日本地球惑星科学連合2024年大会

講演情報

[J] ポスター発表

セッション記号 A (大気水圏科学) » A-OS 海洋科学・海洋環境

[A-OS16] 沿岸域の海洋循環と物質循環

2024年5月27日(月) 17:15 〜 18:45 ポスター会場 (幕張メッセ国際展示場 6ホール)

コンビーナ:増永 英治(Ibaraki University)、日髙 弥子(国立研究開発法人 海洋研究開発機構)、高橋 杏(東京大学 大気海洋研究所)、中島 壽視(東京大学大気海洋研究所)

17:15 〜 18:45

[AOS16-P06] 夏季の相模湾表層への水平的窒素供給

*三野 義尚1、鋤柄 千穂2高橋 大介3森本 昭彦4 (1.名古屋大学宇宙地球環境研究所、2.海洋研究開発機構、3.東海大学、4.愛媛大学)

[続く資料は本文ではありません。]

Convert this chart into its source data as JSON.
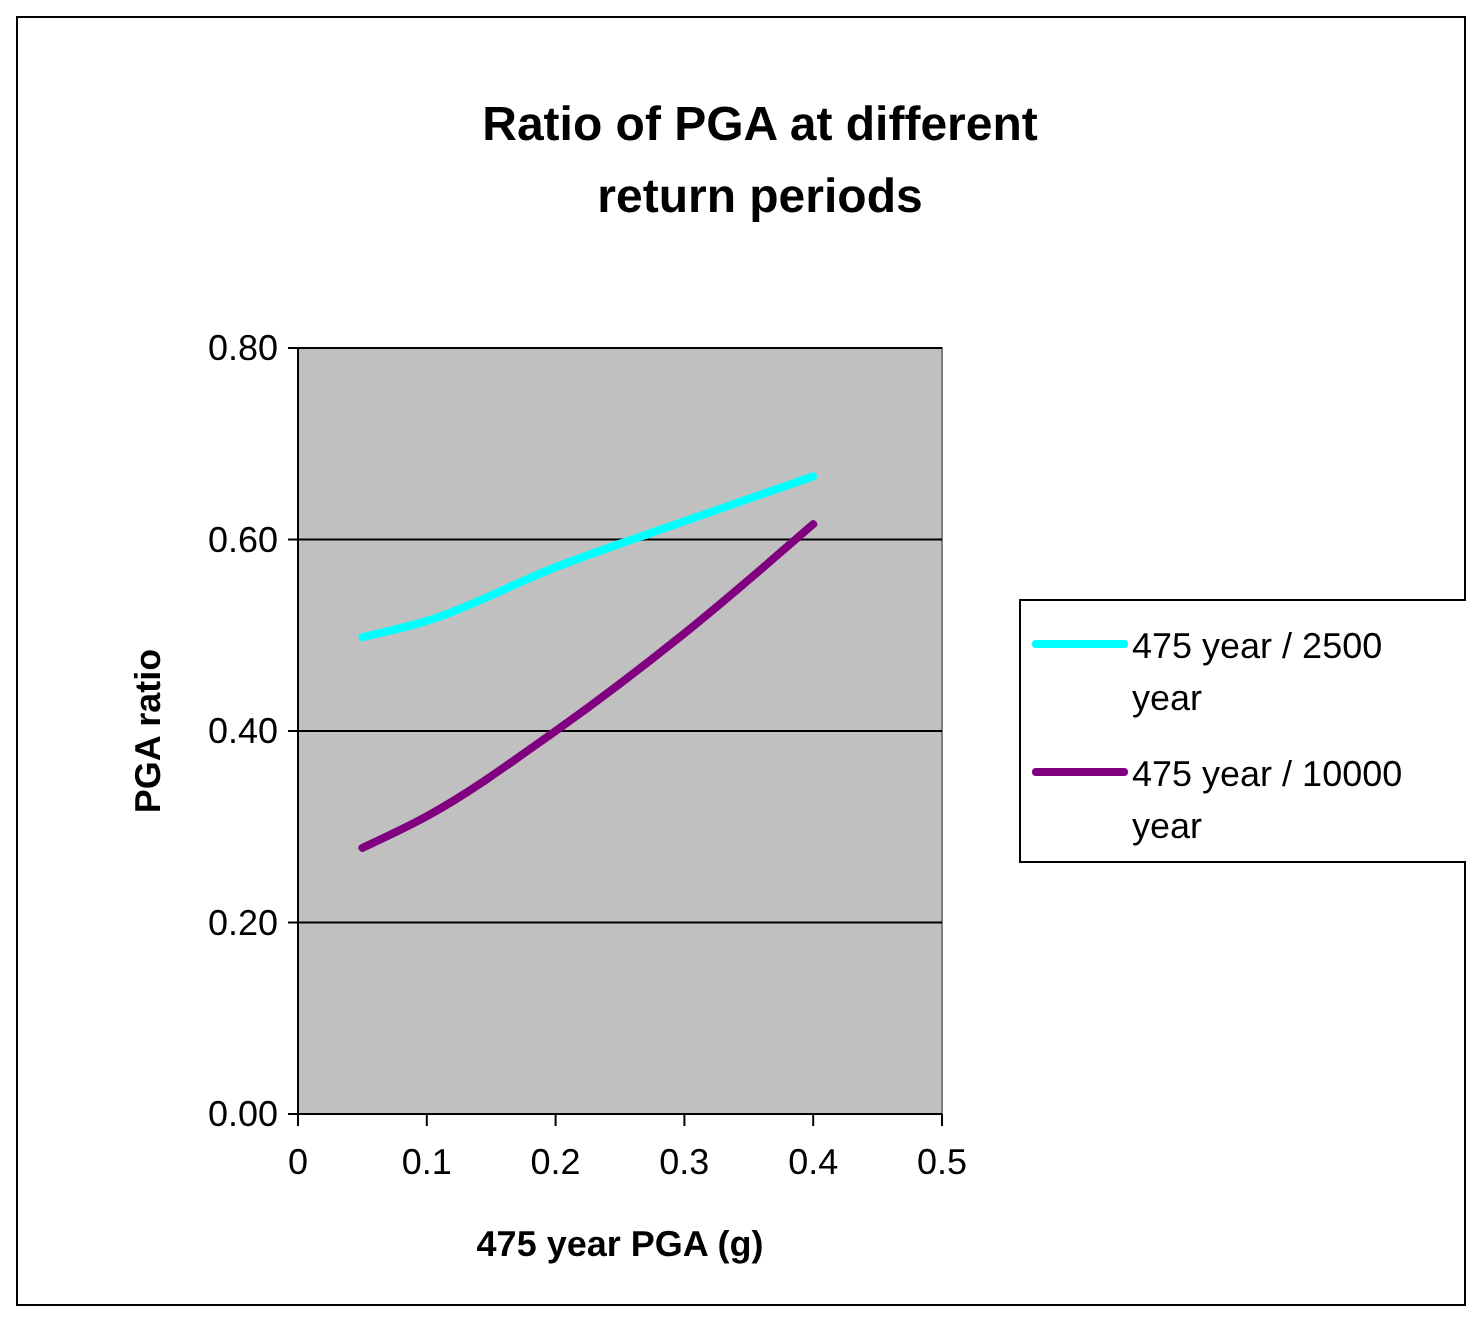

キーワード:相模湾、表層懸濁粒子、窒素安定同位体、栄養塩、生物炭素ポンプ

相模湾は太平洋に面し、最大水深が1,500mを超える深湾である。先行研究により、湾中央部では全海洋平均の6倍以上の効率で(30 gC m–2 y–1)で二酸化炭素(CO2)が吸収されていることが明らかになり、それには春季から夏季の生物生産による表層水CO2分圧の低下と中深層への粒子状有機炭素輸出の増加が大きく貢献していた。本研究では相模湾表層水の懸濁粒子の窒素安定同位体比(δ15NPN)の空間分布および季節変化を調査し、粒子形成を支配する栄養塩の動態について検討した。δ15NPNは硝酸濃度の季節変化に対応して変動する一方、夏季の空間分布は粒子窒素濃度と同様に塩分分布と密接に関係していた。黒潮沖合水と沿岸水をエンドメンバーとする混合モデルを用いてδ15NPN–塩分の負の関係を解析した結果、東京湾からの淡水流入によってδ15Nの高い窒素が湾内に供給されていたことが明らかになった。また窒素の水平輸送の効率は豪雨の発生に伴って上昇することが判った。このような窒素供給は相模湾の夏季の高い生産力に大きく寄与し、効率的な大気CO2の吸収に重要な役割を果たしている。